Em declarações aos jornalistas, no seu Air Force One, Trump afirmou ter realizado um “teste de QI”, no Centro Médico de Walter Reed, desafiando duas representantes democratas a fazerem o mesmo teste
O presidente dos Estados Unidos, Donald Trump, aparentemente se vangloriou dos resultados que teve em um teste de demência, confundindo-o com um teste de Quociente de Inteligência (QI).
Em declarações aos jornalistas, no seu Air Force One, esta segunda-feira (28), Trump, de 79 anos, afirmou ter realizado um “teste de QI”, no Centro Médico de Walter Reed, desafiando duas representantes democratas (Jasmine Crockett, de 44 anos, e Alexandria Ocasio-Cortez, de 36 anos) a fazerem o mesmo teste.
“Eles têm Jasmine Crockett, uma pessoa de baixo QI. AOC [apelido de Alexandria Ocasio-Cortez] também tem baixo QI. Dêem a ela um teste de QI, vejam de se ela passa, por exemplo, os exames que eu decidi fazer em Walter Reed”, disse o presidente norte-americano.
E acrescentou: “São muito difíceis.

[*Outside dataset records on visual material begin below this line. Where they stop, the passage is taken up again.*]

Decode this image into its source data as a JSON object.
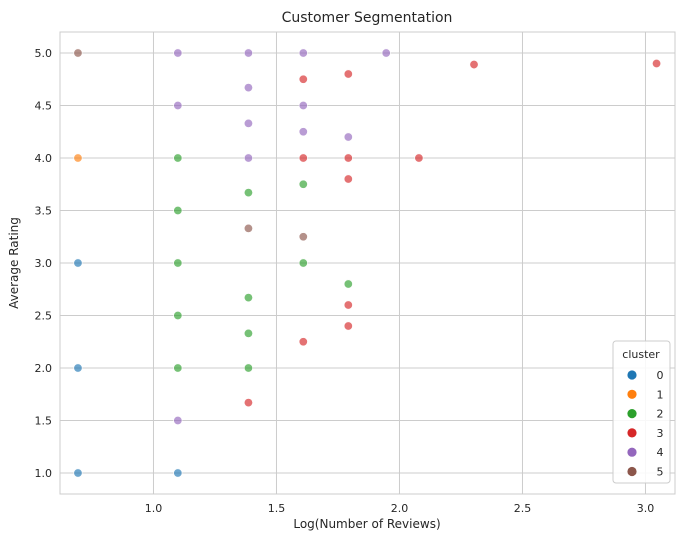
{
  "chart_data": {
    "type": "scatter",
    "title": "Customer Segmentation",
    "xlabel": "Log(Number of Reviews)",
    "ylabel": "Average Rating",
    "xlim": [
      0.62,
      3.12
    ],
    "ylim": [
      0.8,
      5.2
    ],
    "xticks": [
      "1.0",
      "1.5",
      "2.0",
      "2.5",
      "3.0"
    ],
    "xtick_values": [
      1.0,
      1.5,
      2.0,
      2.5,
      3.0
    ],
    "yticks": [
      "1.0",
      "1.5",
      "2.0",
      "2.5",
      "3.0",
      "3.5",
      "4.0",
      "4.5",
      "5.0"
    ],
    "ytick_values": [
      1.0,
      1.5,
      2.0,
      2.5,
      3.0,
      3.5,
      4.0,
      4.5,
      5.0
    ],
    "grid": true,
    "legend": {
      "title": "cluster",
      "placement": "bottom-right",
      "entries": [
        {
          "label": "0",
          "color": "#1f77b4"
        },
        {
          "label": "1",
          "color": "#ff7f0e"
        },
        {
          "label": "2",
          "color": "#2ca02c"
        },
        {
          "label": "3",
          "color": "#d62728"
        },
        {
          "label": "4",
          "color": "#9467bd"
        },
        {
          "label": "5",
          "color": "#8c564b"
        }
      ]
    },
    "series": [
      {
        "name": "0",
        "color": "#1f77b4",
        "points": [
          [
            0.693,
            1.0
          ],
          [
            0.693,
            2.0
          ],
          [
            0.693,
            3.0
          ],
          [
            1.099,
            1.0
          ]
        ]
      },
      {
        "name": "1",
        "color": "#ff7f0e",
        "points": [
          [
            0.693,
            4.0
          ]
        ]
      },
      {
        "name": "2",
        "color": "#2ca02c",
        "points": [
          [
            1.099,
            2.0
          ],
          [
            1.099,
            3.0
          ],
          [
            1.099,
            3.5
          ],
          [
            1.099,
            4.0
          ],
          [
            1.099,
            2.5
          ],
          [
            1.386,
            2.0
          ],
          [
            1.386,
            2.33
          ],
          [
            1.386,
            2.67
          ],
          [
            1.386,
            3.67
          ],
          [
            1.609,
            3.0
          ],
          [
            1.609,
            3.75
          ],
          [
            1.792,
            2.8
          ]
        ]
      },
      {
        "name": "3",
        "color": "#d62728",
        "points": [
          [
            1.386,
            1.67
          ],
          [
            1.609,
            2.25
          ],
          [
            1.609,
            4.0
          ],
          [
            1.609,
            4.75
          ],
          [
            1.792,
            2.4
          ],
          [
            1.792,
            2.6
          ],
          [
            1.792,
            3.8
          ],
          [
            1.792,
            4.0
          ],
          [
            1.792,
            4.8
          ],
          [
            2.079,
            4.0
          ],
          [
            2.303,
            4.89
          ],
          [
            3.045,
            4.9
          ]
        ]
      },
      {
        "name": "4",
        "color": "#9467bd",
        "points": [
          [
            1.099,
            1.5
          ],
          [
            1.099,
            4.5
          ],
          [
            1.099,
            5.0
          ],
          [
            1.386,
            4.0
          ],
          [
            1.386,
            4.33
          ],
          [
            1.386,
            4.67
          ],
          [
            1.386,
            5.0
          ],
          [
            1.609,
            4.25
          ],
          [
            1.609,
            4.5
          ],
          [
            1.609,
            5.0
          ],
          [
            1.792,
            4.2
          ],
          [
            1.946,
            5.0
          ]
        ]
      },
      {
        "name": "5",
        "color": "#8c564b",
        "points": [
          [
            0.693,
            5.0
          ],
          [
            1.386,
            3.33
          ],
          [
            1.609,
            3.25
          ]
        ]
      }
    ]
  }
}
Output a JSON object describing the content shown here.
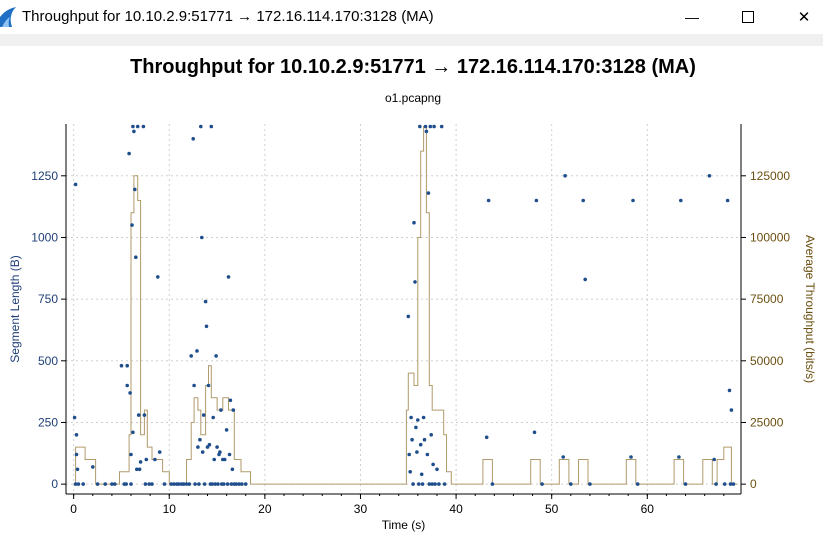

São, de certa forma, testes de aptidão, mas são testes cognitivos. Deixem a AOC desafiar Trump”.
“As primeiras perguntas são fáceis: um tigre, um elefante, uma girafa, vocês sabem. Quando chegam à quinta ou à sexta, e depois quando chegam à 10.ª, à 20.ª, à 25.ª… Elas não conseguiam nem chegar perto de responder a qualquer uma dessas perguntas.”
O teste a que Trump se refere aparenta ser a Avaliação Cognitiva de Montreal, “uma avaliação de 10 minutos concebida para identificar sinais de demência ou Alzheimer”, segundo a revista The New Republic.
Presume-se que em 2020 Trump, na época, com 74 anos, tenha realizado o mesmo teste, mas sabe-se que dois anos antes em 2018 foi sujeito a esta avaliação, tendo um resultado perfeito: acertou em todas as 30 questões.
O teste foi criado pelo neurologista canadense, o Doutor Ziad Nasreddine, e é suposto ter uma duração de dez minutos. A avaliação inclui desenhar um relógio, copiar a imagem de um cubo e identificar imagens de animais.
“É do gênero, você diz: Pessoa, mulher, homem, câmera, televisão”, explicou o presidente em uma entrevista à Fox News, em 2018, onde também se gabou dos seus resultados no teste. “E eles te dizem: ‘Pode repetir tudo?’. E eu respondo: ‘Sim. É pessoa, mulher, homem, câmêra, televisão'”.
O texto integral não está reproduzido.